Added an East assistant GM: "I would be shocked if he wasn't drafted in the top four. He's not Anthony Davis. But look at Davis right now. As good as I think he is, he isn't close to a finished product. You are going to have to be patient with Noel. But with his tools, he can be a big-time player."
? Pittsburgh freshman Steven Adams surprised many by deciding to declare for the draft on Tuesday. The 7-foot, 240-pound Adams is loaded with potential. He has big hands, he is a strong rebounder and he runs the floor like a deer. But Adams failed to live up the hype that accompanied him from New Zealand, averaging 7.2 points and 6.3 rebounds in his one season with Pitt.
It's unclear why Adams decided to leave. One scout told SI.com earlier this year that the Panthers' system -- which didn't give Adams a lot of touches in the post -- was a bad fit.
Executives are split on where Adams could land. "He will get picked up late in the first round, as a project," a West executive said. Added an East executive: "I've got him in the 40s." That's not where Adams thought he would be when he came to the U.S. last year.
? Kentucky freshman Alex Poythress' decision to stay in school was a little surprising. It's not that Poythress doesn't need work.

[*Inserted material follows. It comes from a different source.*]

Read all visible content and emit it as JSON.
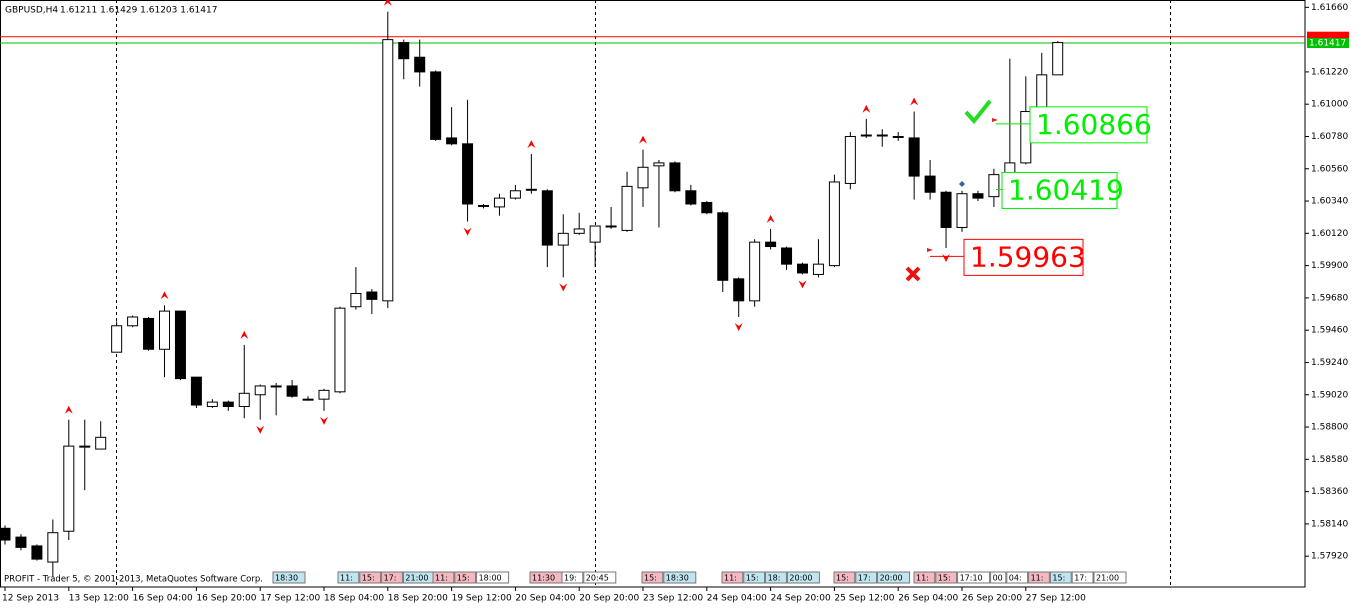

The 6-7 forward needs to develop his ball handling and perimeter shooting before he can become an effective NBA swingman. But Kentucky's ballyhooed incoming class figures to cut into Poythress' minutes and shot attempts. Still, one GM said that how Poythress looks in practice next season will be just as important as how he looks in games.
? The most interesting player in the draft could be Indiana's Cody Zeller. The 7-footer was considered a high lottery pick before the season. But inconsistency, a short wingspan and unpolished perimeter skills have sent his stock into a free fall.
One executive suggested that Zeller could be this year's Perry Jones. The former Baylor star was regarded a lottery pick after his freshman season in 2011. But after a so-so sophomore season, Jones fell to the bottom of the first round, at No. 28. It's unlikely that Zeller slips that far, though. If he declares, he is likely to land in the late lottery.